Tech 5 min read

OpenAI ships GPT-5.5 and GPT-5.5 Pro on the API

IkesanContents

OpenAI’s API Changelog lists GPT-5.5 and GPT-5.5 Pro as of April 24, 2026.
It is also being discussed on Hacker News, but the place to start is the official Changelog, the GPT-5.5 model page, and the GPT-5.5 Pro model page.

This is not just another model drop.

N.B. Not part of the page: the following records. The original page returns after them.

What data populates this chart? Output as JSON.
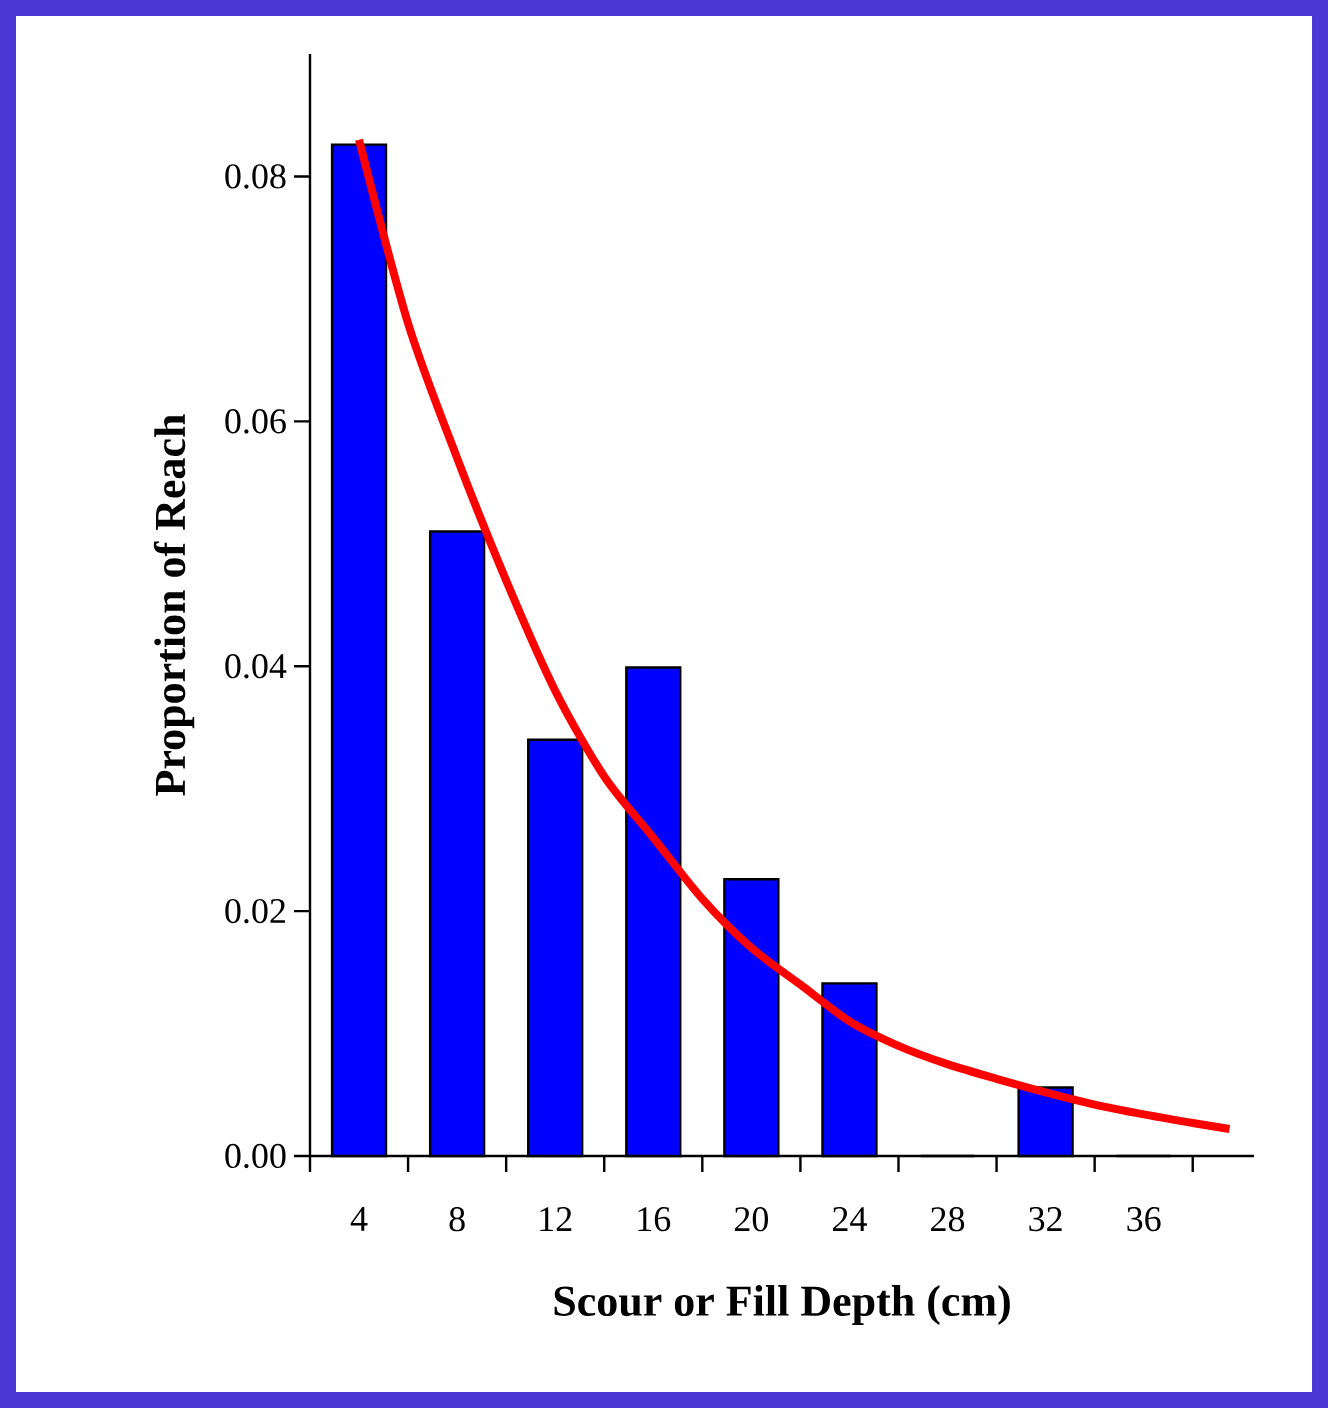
{
  "chart_data": {
    "type": "bar",
    "xlabel": "Scour or Fill Depth (cm)",
    "ylabel": "Proportion of Reach",
    "series": [
      {
        "color": "#0000ff",
        "x": [
          4,
          8,
          12,
          16,
          20,
          24,
          28,
          32,
          36
        ],
        "values": [
          0.0826,
          0.051,
          0.034,
          0.0399,
          0.0226,
          0.0141,
          0,
          0.0056,
          0
        ]
      },
      {
        "type": "line",
        "color": "#ff0000",
        "x": [
          4,
          6,
          8,
          10,
          12,
          14,
          16,
          18,
          20,
          22,
          24,
          26,
          28,
          30,
          32,
          34,
          36,
          38,
          39.5
        ],
        "values": [
          0.083,
          0.068,
          0.057,
          0.047,
          0.038,
          0.031,
          0.026,
          0.021,
          0.017,
          0.014,
          0.011,
          0.009,
          0.0075,
          0.0063,
          0.0052,
          0.0042,
          0.0034,
          0.0027,
          0.0022
        ]
      }
    ],
    "xlim": [
      2,
      40.5
    ],
    "xticks": [
      {
        "value": 2,
        "label": null
      },
      4,
      {
        "value": 6,
        "label": null
      },
      8,
      {
        "value": 10,
        "label": null
      },
      12,
      {
        "value": 14,
        "label": null
      },
      16,
      {
        "value": 18,
        "label": null
      },
      20,
      {
        "value": 22,
        "label": null
      },
      24,
      {
        "value": 26,
        "label": null
      },
      28,
      {
        "value": 30,
        "label": null
      },
      32,
      {
        "value": 34,
        "label": null
      },
      36,
      {
        "value": 38,
        "label": null
      }
    ],
    "ylim": [
      0,
      0.09
    ],
    "yticks": [
      {
        "value": 0,
        "label": "0.00"
      },
      {
        "value": 0.02,
        "label": "0.02"
      },
      {
        "value": 0.04,
        "label": "0.04"
      },
      {
        "value": 0.06,
        "label": "0.06"
      },
      {
        "value": 0.08,
        "label": "0.08"
      }
    ]
  }
}
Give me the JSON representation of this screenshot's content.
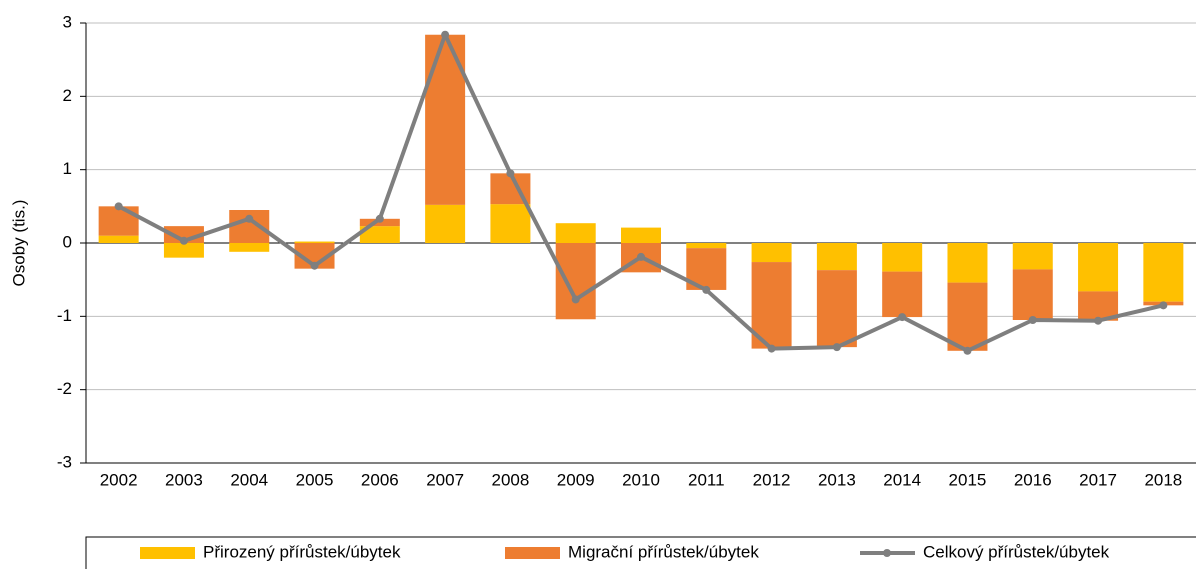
{
  "chart_data": {
    "type": "bar",
    "categories": [
      "2002",
      "2003",
      "2004",
      "2005",
      "2006",
      "2007",
      "2008",
      "2009",
      "2010",
      "2011",
      "2012",
      "2013",
      "2014",
      "2015",
      "2016",
      "2017",
      "2018"
    ],
    "y_label": "Osoby (tis.)",
    "ylim": [
      -3,
      3
    ],
    "yticks": [
      -3,
      -2,
      -1,
      0,
      1,
      2,
      3
    ],
    "grid": true,
    "stacked": true,
    "legend": "bottom",
    "series": [
      {
        "name": "Přirozený přírůstek/úbytek",
        "type": "bar",
        "color": "#ffc000",
        "values": [
          0.1,
          -0.2,
          -0.12,
          0.02,
          0.23,
          0.52,
          0.53,
          0.27,
          0.21,
          -0.07,
          -0.26,
          -0.37,
          -0.39,
          -0.54,
          -0.36,
          -0.66,
          -0.8
        ]
      },
      {
        "name": "Migrační přírůstek/úbytek",
        "type": "bar",
        "color": "#ed7d31",
        "values": [
          0.4,
          0.23,
          0.45,
          -0.35,
          0.1,
          2.32,
          0.42,
          -1.04,
          -0.4,
          -0.57,
          -1.18,
          -1.05,
          -0.62,
          -0.93,
          -0.69,
          -0.4,
          -0.05
        ]
      },
      {
        "name": "Celkový přírůstek/úbytek",
        "type": "line",
        "color": "#7f7f7f",
        "values": [
          0.5,
          0.03,
          0.33,
          -0.31,
          0.33,
          2.84,
          0.95,
          -0.77,
          -0.19,
          -0.64,
          -1.44,
          -1.42,
          -1.01,
          -1.47,
          -1.05,
          -1.06,
          -0.85
        ]
      }
    ]
  }
}
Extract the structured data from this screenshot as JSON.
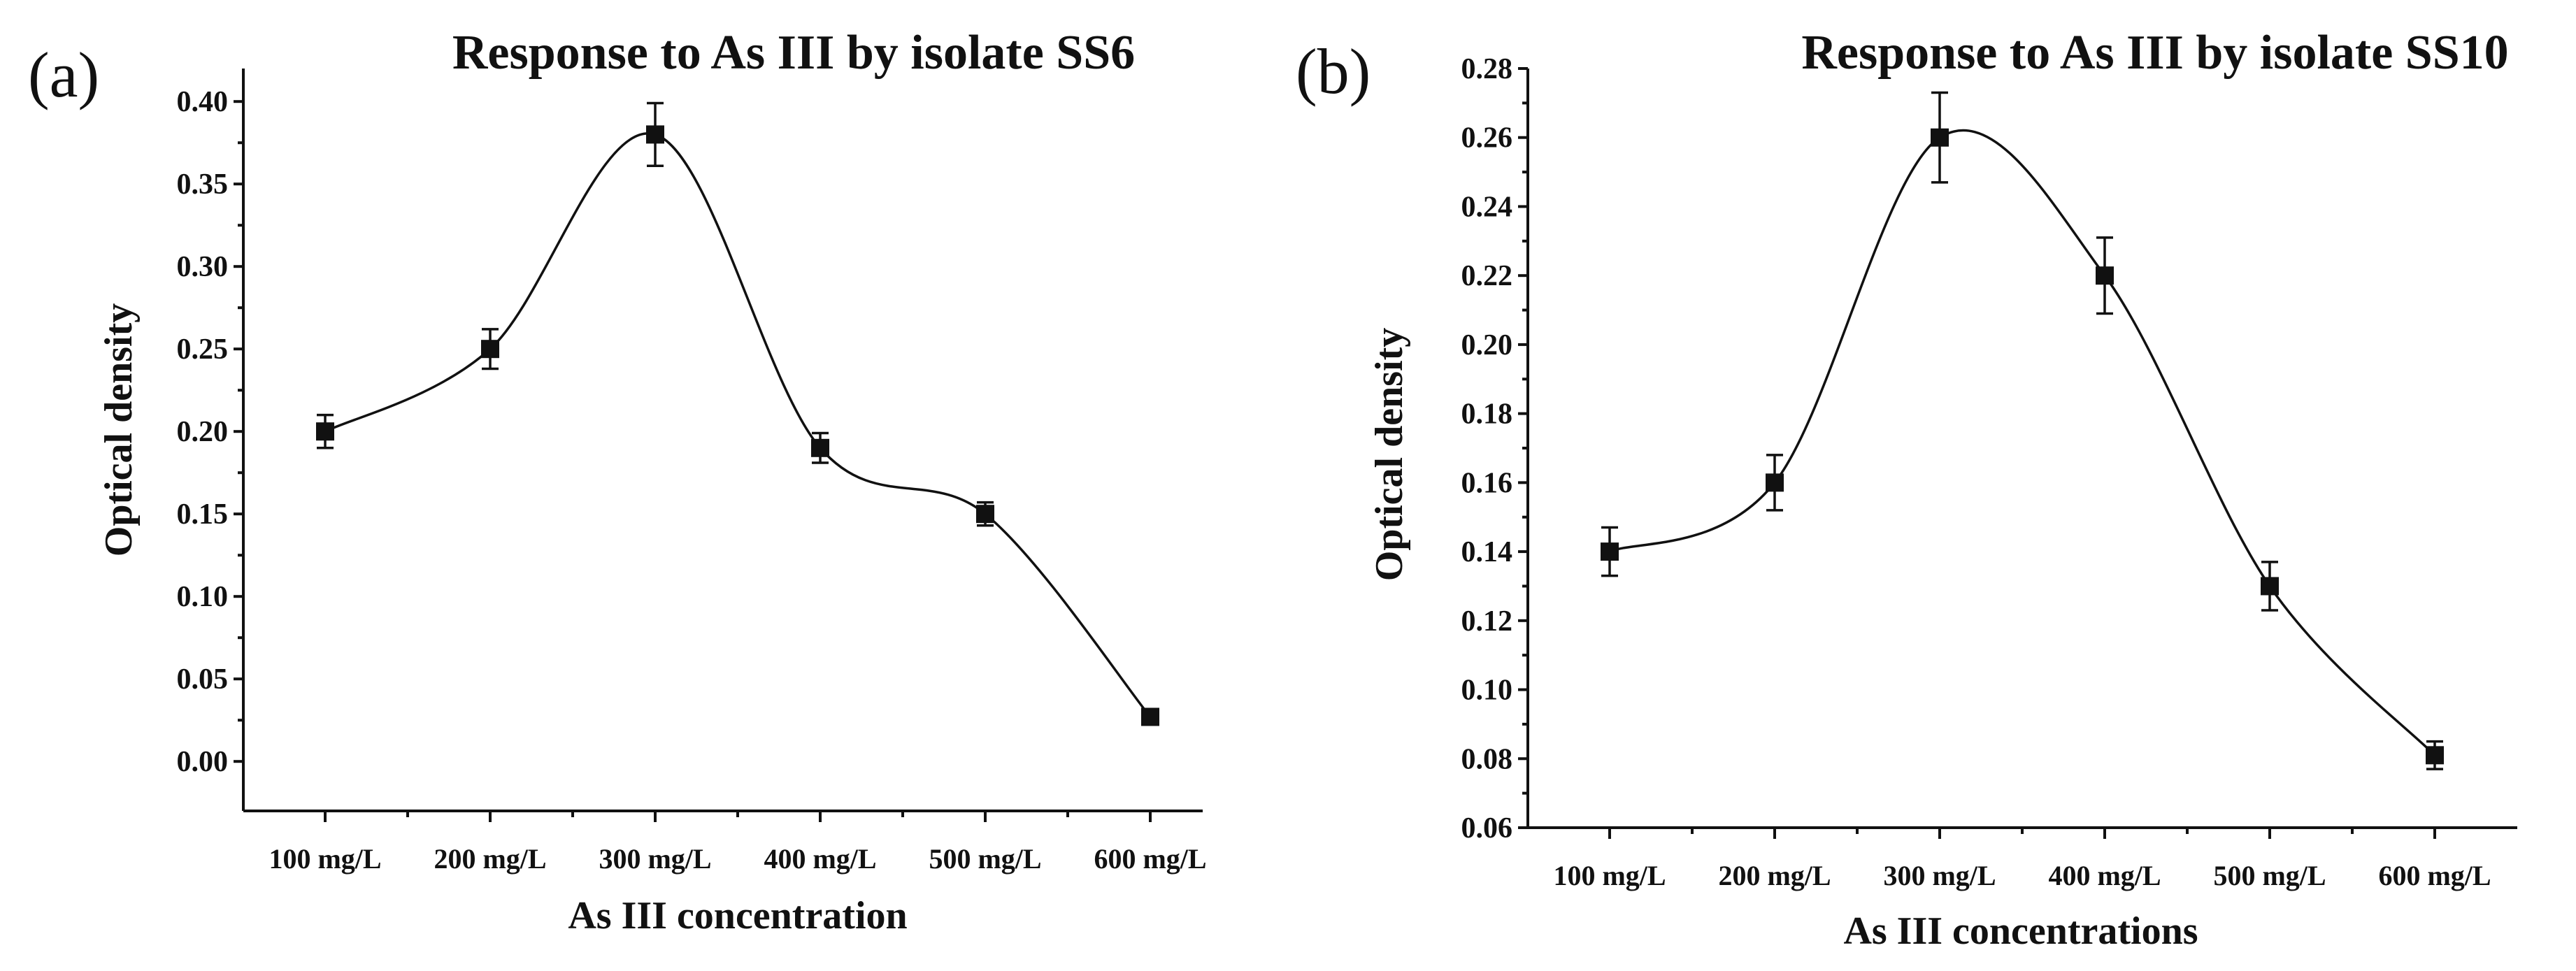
{
  "chart_data": [
    {
      "panel": "(a)",
      "type": "line",
      "title": "Response to As III by isolate SS6",
      "xlabel": "As III concentration",
      "ylabel": "Optical density",
      "categories": [
        "100 mg/L",
        "200 mg/L",
        "300 mg/L",
        "400 mg/L",
        "500 mg/L",
        "600 mg/L"
      ],
      "series": [
        {
          "name": "SS6",
          "values": [
            0.2,
            0.25,
            0.38,
            0.19,
            0.15,
            0.027
          ],
          "errors": [
            0.01,
            0.012,
            0.019,
            0.009,
            0.007,
            0.003
          ]
        }
      ],
      "ylim": [
        -0.03,
        0.42
      ],
      "yticks": [
        "0.00",
        "0.05",
        "0.10",
        "0.15",
        "0.20",
        "0.25",
        "0.30",
        "0.35",
        "0.40"
      ],
      "grid": false
    },
    {
      "panel": "(b)",
      "type": "line",
      "title": "Response to As III by isolate SS10",
      "xlabel": "As III concentrations",
      "ylabel": "Optical density",
      "categories": [
        "100 mg/L",
        "200 mg/L",
        "300 mg/L",
        "400 mg/L",
        "500 mg/L",
        "600 mg/L"
      ],
      "series": [
        {
          "name": "SS10",
          "values": [
            0.14,
            0.16,
            0.26,
            0.22,
            0.13,
            0.081
          ],
          "errors": [
            0.007,
            0.008,
            0.013,
            0.011,
            0.007,
            0.004
          ]
        }
      ],
      "ylim": [
        0.06,
        0.28
      ],
      "yticks": [
        "0.06",
        "0.08",
        "0.10",
        "0.12",
        "0.14",
        "0.16",
        "0.18",
        "0.20",
        "0.22",
        "0.24",
        "0.26",
        "0.28"
      ],
      "grid": false
    }
  ]
}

The default for reasoning effort, image input resolution, the caching mechanism, the long-context pricing tier, and the API surface for the Pro version have all changed.
Swap GPT-5.4-class models for these as a drop-in replacement and you may hit unexpected latency or billing behavior before you even get to quality differences.

Designed around the Responses API

The Changelog publication date is April 24, 2026.
gpt-5.5 is available via the Chat Completions API, the Responses API, and the Batch API, while gpt-5.5-pro is restricted to the Responses API (and Batch).

ModelPrimary useMain API surfaceInputOutputContext
gpt-5.5Complex tasks, coding, tool useChat / Responses / BatchText, imageText1,050,000
gpt-5.5-proHeavier reasoning, hard problems with thinking timeResponses / BatchText, imageText1,050,000

Maximum output is 128,000 tokens for both, and the knowledge cutoff is December 1, 2025.
1M-class context is becoming common — Anthropic GA’d the Claude 1M context window and Xiaomi made MiMo-V2.5 with 1M context available early — but with OpenAI the big deal is that the 1M context can be used together with the Responses API’s built-in tool stack.

According to the Changelog, GPT-5.5 supports Structured Outputs, Function Calling, and Prompt Caching, plus Tool Search, Built-in Computer Use, and Hosted Shell.
The official Using GPT-5.5 guide also recommends the Responses API for reasoning and tool calling use cases.
OpenAI-compatible endpoints like the NVIDIA NIM free inference API have spread on top of Chat Completions, but to get the most out of GPT-5.5 you end up using Responses API features.

The Pro version is a specialized async model

GPT-5.5 Pro is not just a higher-quality version of the regular model — its API usage pattern is different.
It spends more compute on producing precise responses, so a request can take several minutes; OpenAI recommends using Background mode to avoid timeouts.

ItemGPT-5.5GPT-5.5 Pro
Input price$5.00 / 1M tokens$30.00 / 1M tokens
Cached input$0.50 / 1M tokensNo discount
Output price$30.00 / 1M tokens$180.00 / 1M tokens
StreamingYesNo
Apply PatchYesNo
SkillsYesNo
Computer UseYesNo
Tool SearchYesNo

Streaming and several tool features are unsupported, so for an agent that uses a wide range of tools, plain GPT-5.5 is often the easier fit.
GPT-5.5 Pro also costs 6x the regular model on both input and output tokens, with no cached-input discount, so workloads that reuse a long shared prompt will see a sharp cost gap.
Like when Codex shifted from per-message to per-token billing, the choice has to factor in not just the unit model price but also cache efficiency and waiting time.

reasoning.effort now defaults to medium

For GPT-5.5, the default reasoning.effort is medium.
For latency-sensitive workloads or light information extraction, leaving the default in place may burn extra reasoning time.
The official guide suggests that even when latency matters, if there is still tool use or multi-step decision-making involved, you should try low first instead of jumping straight to none.

For complex tasks, on the other hand, high or xhigh become candidates — but with vague stopping conditions, excessive exploration can backfire.
Rather than treating GPT-5.5 as a drop-in replacement for the GPT-5.4 line, it is worth re-measuring low / medium / high on representative tasks.

Change in default image input behavior

When image_detail is unspecified or set to auto, GPT-5.5 now behaves like original, retaining more visual information.
Images are passed without resizing up to 10,240,000 pixels, or up to a 6,000-pixel dimension cap.
(With high explicitly set, the cap drops to 2,500,000 pixels or a 2,048-pixel dimension cap.)

This helps screenshot analysis with Computer Use and similar workloads, but workloads that send a lot of images will see input token counts rise.
If you want predictable cost and latency, set image_detail explicitly.

Caching and long-context constraints

According to the Changelog, GPT-5.5 caching only works with extended prompt caching; in-memory prompt caching is not supported.
The regular model’s cached input is $0.50 per 1M tokens, one-tenth of regular input, so an agent design that reuses the same prefix and tool definitions will see effective unit cost change significantly.

That said, for prompts above 272K input tokens, GPT-5.5’s standard, Batch, and Flex sessions are billed at 2x input and 1.5x output.
Just because the context limit is 1M does not mean stuffing everything in is cheap, so a retrieval layer that narrows down information up front becomes necessary.